Iran is away from the flying fur these days, at least overtly. Iranian leaders would have the world believe they are peace-loving people who just happen to reside in the world's most tempestuous neighborhood.
Of course, they were saying the same thing several years ago when throngs of Iranians would stomp around in front of American network cameras and shout things like, "Reagan, Reagan, you cowboy," as if Tehran cable were still carrying reruns of "Death Valley Days."
For his part, Rafsanjani seems ill-suited as a mediator, lacking the credibility to hold the quarreling parties apart and say, "Now, now, boys, stop your scrapping."
Oh, he might say such a thing. To go with it, though, he'd send a few of his henchman to an international airport with packages to be abandoned.
Iran has declared itself neutral in the current conflict. The slick press agents of Tehran say ... oh, that Rafsanjani has always admired the Swiss and hopes to take up alpine skiing when things settle down.
Like holding an American Express card, neutrality has its privileges. First, you don't get your nation or people shot up. Second, you don't drain your country's financial resources. Third, the conflicts of others will occasionally drop nice things in your lap.

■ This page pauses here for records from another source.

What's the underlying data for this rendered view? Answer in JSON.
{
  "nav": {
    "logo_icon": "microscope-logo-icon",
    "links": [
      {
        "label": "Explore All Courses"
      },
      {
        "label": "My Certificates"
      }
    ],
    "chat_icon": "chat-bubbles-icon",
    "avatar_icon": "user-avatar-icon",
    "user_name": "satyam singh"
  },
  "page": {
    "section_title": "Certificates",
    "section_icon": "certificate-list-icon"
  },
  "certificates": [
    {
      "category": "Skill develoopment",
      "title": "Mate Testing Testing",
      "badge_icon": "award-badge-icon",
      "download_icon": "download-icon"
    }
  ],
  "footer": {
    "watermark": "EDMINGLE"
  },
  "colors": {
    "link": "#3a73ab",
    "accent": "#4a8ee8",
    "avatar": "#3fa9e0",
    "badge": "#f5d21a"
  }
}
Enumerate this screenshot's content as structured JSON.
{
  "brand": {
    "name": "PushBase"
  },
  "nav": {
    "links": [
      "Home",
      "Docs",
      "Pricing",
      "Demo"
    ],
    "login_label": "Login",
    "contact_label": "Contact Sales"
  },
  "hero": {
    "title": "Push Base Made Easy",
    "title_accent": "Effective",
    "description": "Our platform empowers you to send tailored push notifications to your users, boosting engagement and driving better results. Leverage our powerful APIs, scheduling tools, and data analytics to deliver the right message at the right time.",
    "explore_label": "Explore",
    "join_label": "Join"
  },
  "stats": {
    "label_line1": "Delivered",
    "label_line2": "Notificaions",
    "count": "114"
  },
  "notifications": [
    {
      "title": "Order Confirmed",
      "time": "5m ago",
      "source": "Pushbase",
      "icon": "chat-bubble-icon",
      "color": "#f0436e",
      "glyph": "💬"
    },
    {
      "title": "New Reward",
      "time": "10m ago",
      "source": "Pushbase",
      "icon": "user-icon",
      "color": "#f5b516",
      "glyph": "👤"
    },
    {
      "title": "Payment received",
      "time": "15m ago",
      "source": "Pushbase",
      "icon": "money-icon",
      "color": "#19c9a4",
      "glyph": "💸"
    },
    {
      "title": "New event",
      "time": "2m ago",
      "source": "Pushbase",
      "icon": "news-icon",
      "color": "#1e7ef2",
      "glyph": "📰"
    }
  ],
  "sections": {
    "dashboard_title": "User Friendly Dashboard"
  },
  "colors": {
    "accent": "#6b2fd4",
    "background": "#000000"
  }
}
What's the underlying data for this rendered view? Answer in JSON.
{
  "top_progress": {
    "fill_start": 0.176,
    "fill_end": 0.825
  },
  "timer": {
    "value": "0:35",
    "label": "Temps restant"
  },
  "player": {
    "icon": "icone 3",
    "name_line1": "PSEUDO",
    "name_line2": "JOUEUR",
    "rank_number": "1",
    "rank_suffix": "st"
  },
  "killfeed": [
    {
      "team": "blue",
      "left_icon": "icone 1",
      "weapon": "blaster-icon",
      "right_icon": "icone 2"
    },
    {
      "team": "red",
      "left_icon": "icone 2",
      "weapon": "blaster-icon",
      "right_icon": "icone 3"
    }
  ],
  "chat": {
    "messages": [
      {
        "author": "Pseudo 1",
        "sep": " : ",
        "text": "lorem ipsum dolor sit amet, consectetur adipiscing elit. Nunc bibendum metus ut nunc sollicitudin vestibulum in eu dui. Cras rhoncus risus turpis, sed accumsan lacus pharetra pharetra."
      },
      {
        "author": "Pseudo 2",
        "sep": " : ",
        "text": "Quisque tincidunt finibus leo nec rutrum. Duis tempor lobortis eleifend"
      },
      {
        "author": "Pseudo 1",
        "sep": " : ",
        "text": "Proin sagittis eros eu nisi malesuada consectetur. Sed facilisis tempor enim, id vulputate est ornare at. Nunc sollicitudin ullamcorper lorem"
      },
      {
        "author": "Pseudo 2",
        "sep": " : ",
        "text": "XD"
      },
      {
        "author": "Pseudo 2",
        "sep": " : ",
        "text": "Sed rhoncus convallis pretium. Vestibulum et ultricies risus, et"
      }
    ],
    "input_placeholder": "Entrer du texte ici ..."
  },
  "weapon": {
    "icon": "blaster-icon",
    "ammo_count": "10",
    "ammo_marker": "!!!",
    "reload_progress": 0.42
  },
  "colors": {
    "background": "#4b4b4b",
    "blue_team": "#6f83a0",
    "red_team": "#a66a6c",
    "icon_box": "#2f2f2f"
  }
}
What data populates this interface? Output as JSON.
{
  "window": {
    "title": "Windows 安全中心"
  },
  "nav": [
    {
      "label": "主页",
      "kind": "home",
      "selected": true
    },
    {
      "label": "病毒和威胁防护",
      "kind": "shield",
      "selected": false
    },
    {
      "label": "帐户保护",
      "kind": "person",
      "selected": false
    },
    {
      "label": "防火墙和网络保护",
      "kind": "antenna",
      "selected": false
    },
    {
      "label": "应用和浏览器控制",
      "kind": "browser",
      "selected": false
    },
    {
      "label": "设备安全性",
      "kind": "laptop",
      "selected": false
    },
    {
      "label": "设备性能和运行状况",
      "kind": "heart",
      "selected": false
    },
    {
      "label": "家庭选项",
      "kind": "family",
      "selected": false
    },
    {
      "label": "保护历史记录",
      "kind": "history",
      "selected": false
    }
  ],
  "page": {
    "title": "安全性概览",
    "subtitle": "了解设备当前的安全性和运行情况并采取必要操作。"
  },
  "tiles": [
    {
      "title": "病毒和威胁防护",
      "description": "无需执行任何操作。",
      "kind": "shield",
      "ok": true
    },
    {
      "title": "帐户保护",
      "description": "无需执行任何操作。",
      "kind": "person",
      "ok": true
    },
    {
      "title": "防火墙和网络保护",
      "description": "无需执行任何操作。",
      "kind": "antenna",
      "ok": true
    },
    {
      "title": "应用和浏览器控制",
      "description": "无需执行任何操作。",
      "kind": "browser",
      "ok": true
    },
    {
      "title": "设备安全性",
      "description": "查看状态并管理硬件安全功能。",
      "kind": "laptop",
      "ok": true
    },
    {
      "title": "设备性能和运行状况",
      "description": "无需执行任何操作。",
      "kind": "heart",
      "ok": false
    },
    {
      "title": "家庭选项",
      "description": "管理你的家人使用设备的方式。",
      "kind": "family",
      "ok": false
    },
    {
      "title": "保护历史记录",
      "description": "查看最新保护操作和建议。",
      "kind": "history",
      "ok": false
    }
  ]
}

The fortunes falling Rafsanjani's way these days are sleek, Soviet-built and fly at Mach 2. Having conceded the skies to America and its allies, Iraq has dispatched its air force a bit at a time to a safe haven in Iran, the Switzerland of sand.
So far, more than 100 Iraqi pilots and their jets have escaped the turmoil in their homeland. Those who have engaged the allied forces have been shot down.
Any margin of technological superiority in a dogfight tends to leave one of the participants in flames. It took little time for the Iraqi pilots to realize that margin belonged to the allies. It took the Iraqis even less time to figure out that their jets seemed to fly faster when American planes were behind them.
Though Iraqis are said to be willing to die for their religious cause, these pilots must have found some Islamic loophole that permitted them to hightail it.
Where Rafsanjani is sitting pretty these days is that a neighboring country keeps flying a good deal of military inventory into Iranian airspace and landing at Ayatollah International or some other airfield. Like a good DWI cop, Rafsanjani is snatching the keys away as quick as the pilots can say "asylum."
Rafsanjani says that the real reason he won't release the planes for further combat is that Iran wants to maintain its neutrality. (The Swiss would be so proud.) In fact, the Iranian president might be hoping that Iraq is so crushed by the allies that it has no clout left to demand the return of its planes.
Possession being nine-tenths of the law in any culture, Rafsanjani might only need to request an owner's manual from Moscow to have a completely retooled air force.
Or, at a million dollars a shot for each jet fighter, this war could turn a tidy profit for Iran. Rafsanjani could get back in the arms business.
Tell me though: Would you buy a used MiG from this man?